Story URL: http://news.medill.northwestern.edu/washington/news.aspx?id=69279
Story Retrieval Date: 5/25/2013 12:01:40 AM CST
WASHINGTON – Food at 2008 campaign events is expected to be similar to a lot of Hill legislation: the same old stuff packaged in attractive, trendy ways to appeal to the masses.
Filet mignon, organic produce, southern-style fried chicken and champagne are all items that could make an appearance on the menus of political events this election season. Smaller portions and environmentally friendly packages seeks to balance out the excess. Don't worry, just go back for seconds to get the same caloric and environmental impact.
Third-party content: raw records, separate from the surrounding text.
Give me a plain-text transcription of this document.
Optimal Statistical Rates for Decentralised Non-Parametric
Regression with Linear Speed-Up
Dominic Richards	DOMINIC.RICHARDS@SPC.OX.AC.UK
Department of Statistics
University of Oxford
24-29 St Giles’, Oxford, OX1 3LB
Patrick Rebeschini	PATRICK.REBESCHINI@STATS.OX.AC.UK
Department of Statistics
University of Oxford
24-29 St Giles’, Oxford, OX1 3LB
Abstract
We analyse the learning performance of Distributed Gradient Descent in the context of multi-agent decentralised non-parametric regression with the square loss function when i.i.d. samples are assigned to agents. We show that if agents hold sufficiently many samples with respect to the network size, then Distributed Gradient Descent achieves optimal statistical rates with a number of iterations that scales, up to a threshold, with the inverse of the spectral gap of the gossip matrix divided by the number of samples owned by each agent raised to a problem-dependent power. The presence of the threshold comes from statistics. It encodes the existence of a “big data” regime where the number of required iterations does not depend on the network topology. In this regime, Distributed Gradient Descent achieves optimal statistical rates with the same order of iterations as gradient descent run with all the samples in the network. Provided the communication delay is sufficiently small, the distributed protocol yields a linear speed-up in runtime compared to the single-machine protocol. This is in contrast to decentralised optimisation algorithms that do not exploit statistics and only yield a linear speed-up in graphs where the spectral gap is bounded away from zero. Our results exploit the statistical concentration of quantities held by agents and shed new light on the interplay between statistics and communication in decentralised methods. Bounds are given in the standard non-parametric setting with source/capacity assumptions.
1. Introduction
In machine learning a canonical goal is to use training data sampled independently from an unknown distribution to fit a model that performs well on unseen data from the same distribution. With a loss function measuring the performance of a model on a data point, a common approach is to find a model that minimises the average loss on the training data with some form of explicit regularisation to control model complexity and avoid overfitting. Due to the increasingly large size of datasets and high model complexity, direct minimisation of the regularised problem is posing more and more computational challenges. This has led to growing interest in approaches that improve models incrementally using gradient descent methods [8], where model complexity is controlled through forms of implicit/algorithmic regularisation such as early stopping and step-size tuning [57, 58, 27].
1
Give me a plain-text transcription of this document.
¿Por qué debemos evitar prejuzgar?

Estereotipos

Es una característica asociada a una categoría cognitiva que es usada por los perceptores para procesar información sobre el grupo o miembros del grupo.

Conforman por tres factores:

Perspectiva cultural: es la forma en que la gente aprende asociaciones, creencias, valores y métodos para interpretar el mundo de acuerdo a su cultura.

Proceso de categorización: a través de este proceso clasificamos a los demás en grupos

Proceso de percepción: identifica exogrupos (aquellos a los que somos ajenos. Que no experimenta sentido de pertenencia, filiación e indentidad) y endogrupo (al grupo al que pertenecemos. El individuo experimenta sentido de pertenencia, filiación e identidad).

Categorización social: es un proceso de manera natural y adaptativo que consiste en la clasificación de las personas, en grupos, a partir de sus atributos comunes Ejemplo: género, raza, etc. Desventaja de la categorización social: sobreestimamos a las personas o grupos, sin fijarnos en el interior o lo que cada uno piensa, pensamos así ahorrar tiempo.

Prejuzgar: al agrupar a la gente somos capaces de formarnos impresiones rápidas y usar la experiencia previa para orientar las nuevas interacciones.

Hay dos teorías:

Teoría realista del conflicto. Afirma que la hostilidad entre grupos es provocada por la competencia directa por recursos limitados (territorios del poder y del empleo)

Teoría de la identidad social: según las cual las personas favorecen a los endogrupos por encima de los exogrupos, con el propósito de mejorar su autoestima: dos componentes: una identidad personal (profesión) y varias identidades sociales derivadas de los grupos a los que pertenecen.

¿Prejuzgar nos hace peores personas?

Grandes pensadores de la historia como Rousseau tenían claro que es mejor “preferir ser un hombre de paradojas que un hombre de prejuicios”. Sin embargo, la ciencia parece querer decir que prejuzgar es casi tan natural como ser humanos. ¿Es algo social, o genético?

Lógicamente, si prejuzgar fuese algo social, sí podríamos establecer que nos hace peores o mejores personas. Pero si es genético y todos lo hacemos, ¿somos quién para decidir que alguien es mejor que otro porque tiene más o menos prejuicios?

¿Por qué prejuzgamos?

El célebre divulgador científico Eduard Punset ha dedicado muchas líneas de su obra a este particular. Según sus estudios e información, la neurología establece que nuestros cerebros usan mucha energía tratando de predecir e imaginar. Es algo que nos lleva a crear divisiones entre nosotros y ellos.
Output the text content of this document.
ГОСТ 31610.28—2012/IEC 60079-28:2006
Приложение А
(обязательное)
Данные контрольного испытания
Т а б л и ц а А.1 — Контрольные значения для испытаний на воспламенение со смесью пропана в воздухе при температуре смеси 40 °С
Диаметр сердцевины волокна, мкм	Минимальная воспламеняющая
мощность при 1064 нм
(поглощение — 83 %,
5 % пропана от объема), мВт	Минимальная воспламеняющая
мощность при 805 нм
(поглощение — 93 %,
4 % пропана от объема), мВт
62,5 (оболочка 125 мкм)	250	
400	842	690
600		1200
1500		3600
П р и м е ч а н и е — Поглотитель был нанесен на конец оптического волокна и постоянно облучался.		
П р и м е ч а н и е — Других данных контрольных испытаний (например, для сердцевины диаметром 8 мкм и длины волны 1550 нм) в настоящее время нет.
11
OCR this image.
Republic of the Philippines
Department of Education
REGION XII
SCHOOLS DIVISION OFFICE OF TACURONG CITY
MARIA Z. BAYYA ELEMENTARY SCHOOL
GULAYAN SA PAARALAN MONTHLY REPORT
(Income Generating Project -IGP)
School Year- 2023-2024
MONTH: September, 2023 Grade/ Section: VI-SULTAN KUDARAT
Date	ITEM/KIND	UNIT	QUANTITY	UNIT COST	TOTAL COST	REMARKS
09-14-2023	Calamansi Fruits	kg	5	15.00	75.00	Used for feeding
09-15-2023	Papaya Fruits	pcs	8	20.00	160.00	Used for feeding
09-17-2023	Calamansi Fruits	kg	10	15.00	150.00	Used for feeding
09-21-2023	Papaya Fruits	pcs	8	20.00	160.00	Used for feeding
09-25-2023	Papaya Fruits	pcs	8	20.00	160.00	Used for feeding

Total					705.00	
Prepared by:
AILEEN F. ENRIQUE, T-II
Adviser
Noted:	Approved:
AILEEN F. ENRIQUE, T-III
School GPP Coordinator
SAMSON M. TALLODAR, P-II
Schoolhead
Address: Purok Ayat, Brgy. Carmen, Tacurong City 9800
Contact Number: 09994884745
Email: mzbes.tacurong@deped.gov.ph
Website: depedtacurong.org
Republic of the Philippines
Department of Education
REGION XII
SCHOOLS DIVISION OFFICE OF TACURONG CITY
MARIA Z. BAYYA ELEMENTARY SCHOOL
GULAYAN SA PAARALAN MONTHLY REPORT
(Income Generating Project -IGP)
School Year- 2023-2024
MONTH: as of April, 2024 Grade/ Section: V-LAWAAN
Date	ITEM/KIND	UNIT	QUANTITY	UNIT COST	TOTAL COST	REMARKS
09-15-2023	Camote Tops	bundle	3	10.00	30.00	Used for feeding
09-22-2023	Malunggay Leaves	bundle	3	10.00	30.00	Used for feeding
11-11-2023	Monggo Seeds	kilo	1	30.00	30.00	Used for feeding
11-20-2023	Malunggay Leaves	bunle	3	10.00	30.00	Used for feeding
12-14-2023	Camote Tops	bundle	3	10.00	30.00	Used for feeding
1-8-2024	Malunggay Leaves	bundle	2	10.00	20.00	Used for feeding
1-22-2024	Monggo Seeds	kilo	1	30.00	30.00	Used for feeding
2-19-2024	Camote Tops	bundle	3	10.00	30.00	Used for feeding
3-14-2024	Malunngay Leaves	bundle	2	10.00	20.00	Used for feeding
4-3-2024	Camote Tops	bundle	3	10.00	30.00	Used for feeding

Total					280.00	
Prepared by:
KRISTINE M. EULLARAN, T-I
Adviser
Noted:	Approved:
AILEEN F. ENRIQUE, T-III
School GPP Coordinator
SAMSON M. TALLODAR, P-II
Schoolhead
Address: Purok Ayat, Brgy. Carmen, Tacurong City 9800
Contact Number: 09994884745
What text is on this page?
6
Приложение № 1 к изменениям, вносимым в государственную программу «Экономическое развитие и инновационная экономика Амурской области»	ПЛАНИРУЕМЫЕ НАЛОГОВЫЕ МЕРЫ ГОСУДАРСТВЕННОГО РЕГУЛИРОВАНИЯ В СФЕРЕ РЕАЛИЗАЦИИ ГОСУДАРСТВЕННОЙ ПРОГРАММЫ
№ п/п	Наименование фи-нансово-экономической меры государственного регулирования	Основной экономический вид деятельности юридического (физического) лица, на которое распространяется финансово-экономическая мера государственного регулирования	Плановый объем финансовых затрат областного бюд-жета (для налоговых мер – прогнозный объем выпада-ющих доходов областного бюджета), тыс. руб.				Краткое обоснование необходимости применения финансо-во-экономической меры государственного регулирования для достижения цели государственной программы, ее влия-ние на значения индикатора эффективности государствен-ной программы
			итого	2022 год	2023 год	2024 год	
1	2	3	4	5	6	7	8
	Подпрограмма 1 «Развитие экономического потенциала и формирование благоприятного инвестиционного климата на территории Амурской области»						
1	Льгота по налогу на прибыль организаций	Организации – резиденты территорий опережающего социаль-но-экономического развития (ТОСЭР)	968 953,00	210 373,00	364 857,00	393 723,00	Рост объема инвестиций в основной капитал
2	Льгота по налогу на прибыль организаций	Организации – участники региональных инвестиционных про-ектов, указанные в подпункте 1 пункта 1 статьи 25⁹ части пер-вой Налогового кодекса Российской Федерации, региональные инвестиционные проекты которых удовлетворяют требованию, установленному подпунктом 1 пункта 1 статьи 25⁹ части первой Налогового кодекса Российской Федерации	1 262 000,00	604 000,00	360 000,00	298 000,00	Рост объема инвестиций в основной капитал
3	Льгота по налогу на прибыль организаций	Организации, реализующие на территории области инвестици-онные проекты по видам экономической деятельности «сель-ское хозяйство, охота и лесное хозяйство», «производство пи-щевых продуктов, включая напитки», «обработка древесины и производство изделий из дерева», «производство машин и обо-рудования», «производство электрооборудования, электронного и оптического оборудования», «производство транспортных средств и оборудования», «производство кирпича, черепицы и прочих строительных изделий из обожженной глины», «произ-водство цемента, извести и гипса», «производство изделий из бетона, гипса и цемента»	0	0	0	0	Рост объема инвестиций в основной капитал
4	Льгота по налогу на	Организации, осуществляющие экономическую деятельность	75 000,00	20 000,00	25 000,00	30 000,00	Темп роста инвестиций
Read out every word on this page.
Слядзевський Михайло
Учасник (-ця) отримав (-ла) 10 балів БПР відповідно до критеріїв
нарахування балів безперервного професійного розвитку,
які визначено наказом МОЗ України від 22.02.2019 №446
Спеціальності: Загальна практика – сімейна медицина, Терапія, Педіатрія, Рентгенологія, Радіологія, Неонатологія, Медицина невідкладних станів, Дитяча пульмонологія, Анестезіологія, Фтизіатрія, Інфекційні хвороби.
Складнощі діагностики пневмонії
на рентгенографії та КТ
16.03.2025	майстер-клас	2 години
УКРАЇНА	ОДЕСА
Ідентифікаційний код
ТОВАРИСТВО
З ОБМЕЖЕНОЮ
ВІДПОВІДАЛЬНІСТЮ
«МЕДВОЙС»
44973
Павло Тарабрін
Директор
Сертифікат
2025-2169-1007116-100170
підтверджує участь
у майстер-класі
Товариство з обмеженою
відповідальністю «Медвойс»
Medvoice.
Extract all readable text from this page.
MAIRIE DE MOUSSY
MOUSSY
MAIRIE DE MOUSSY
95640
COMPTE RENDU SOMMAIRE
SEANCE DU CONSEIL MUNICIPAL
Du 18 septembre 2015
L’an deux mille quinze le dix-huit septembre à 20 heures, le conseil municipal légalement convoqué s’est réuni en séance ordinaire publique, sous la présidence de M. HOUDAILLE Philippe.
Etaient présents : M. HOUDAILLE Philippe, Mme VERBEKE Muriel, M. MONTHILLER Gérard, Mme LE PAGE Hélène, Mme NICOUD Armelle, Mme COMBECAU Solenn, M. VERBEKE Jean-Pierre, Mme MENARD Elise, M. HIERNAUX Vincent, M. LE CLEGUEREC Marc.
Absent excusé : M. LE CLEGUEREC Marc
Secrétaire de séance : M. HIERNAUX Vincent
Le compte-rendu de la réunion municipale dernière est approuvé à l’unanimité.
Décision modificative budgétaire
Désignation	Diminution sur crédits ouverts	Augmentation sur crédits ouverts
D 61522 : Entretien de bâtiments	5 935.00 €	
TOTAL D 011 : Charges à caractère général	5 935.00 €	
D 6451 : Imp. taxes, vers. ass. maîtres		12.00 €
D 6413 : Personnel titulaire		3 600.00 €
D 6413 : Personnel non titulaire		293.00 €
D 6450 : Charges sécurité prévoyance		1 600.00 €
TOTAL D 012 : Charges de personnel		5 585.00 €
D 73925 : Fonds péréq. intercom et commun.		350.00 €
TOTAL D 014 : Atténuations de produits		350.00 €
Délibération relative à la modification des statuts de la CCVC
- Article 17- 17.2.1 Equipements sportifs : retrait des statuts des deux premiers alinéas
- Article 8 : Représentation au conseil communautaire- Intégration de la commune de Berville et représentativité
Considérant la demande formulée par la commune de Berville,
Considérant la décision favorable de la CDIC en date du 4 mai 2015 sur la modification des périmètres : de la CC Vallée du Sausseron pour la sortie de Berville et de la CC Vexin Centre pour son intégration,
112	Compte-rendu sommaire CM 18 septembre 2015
“It’s not the food, but what it’s served on. A lot of our events are going to go with recycled plates, recycled napkins, recycled cups,” said Raul Burgos, the president of Haute on the Hill, a catering company which does 50 to 70 events in Washington per day, four days per week. “I think what’s going to be popular in 2008 is green.”
Another trend for this season is healthful foods, said Stan Lawson, the general manager of the National Republican Club of Capitol Hill, ensuring guests will need a second helping and restaurants will move more merchandise.
“There’s been a trend towards lighter meals and lighter portions, especially at luncheons,” Lawson said. “When people are doing their own sort of entertaining, a regular sit-down dinner, they’ll have a steak.”
Christina C. Presock, Senior Catering Manager for Washington’s Willard Intercontinental, said what’s old is new again on menus for ’08.
“We are seeing some fondue stations, the deluxe reception with a combination of tray, passed and stationary, hors d’oeuvre with carving stations,” Presock wrote in an e-mail. “We think champagne is making a resurgence and is also showing to be well received by both men and women.”
Burgos said appetizers will continue to be popular on the Hill because of the scrutinizing public eye.
“Because of the ethics rules, it’s a lot of mostly finger foods; 85 percent are,” Burgos said. “There’s only so much money they’re allowed to go out and spend on food."
Lawson said hors d’oeuvre receptions make up about 75 percent of the club’s business because they allow candidates to appear at many functions in a short amount of time while still putting in the obligatory face time. Guests can also arrive at different hours and socialize with many people throughout the dining experience, leaving everyone with the impression of getting the most bang for their buck.
"Mostly it’s about time, the amount of time that’s allocated for the event combines with the amount of time the people attending have to get to one, two, three different events in a two- to three-hour span,” Lawson said.
For the socially conscious, some are taking a walk on mild side with vegetarian offerings. Lawson said at the Republican Club vegetarian entrees are requested 4 to 5 percent of the time at larger events. Burgos, of Haute on the Hill, said organic vegetables and fruits are growing in popularity.
But meat is still king at the Willard, Presock said.
“Lamb is still very popular at a carving station, on a tray as passed hors d’oeuvres or as a main entrée,” Presock said. “Cocktails and lamb chops, jumbo shrimp and spring rolls (are trendy).”
Regional cuisines are also popular because they let candidates show how down to earth they are by offering hometown favorites such as apple pie, special sausages, North Carolina barbecue and New Orleans crawfish. Groups wishing to woo candidates employ the same tactics.
“They try to bring in stuff that is pretty much popular to their state,” Burgos said. “We have Tex-Mex that is popular.”
Presock said the Willard has created stations such as a Tennessee State Fair dessert buffet or a Mississippi sweet station.
“We see requests for sushi stations with the authentic sushi chef preparing the sushi on site for each guest,” Presock said. “We have a lot of fun in creating specialty drinks and naming them after the candidate or political party.”
Lawson said Italian and Pan-Asian are popular regional cuisines, but southern-style fired chicken and biscuits and grits usually make an appearance on menus, no matter how fat the rest of America grows.
“At the end of the day, D.C. is still pretty much a Southern town,” Lawson said.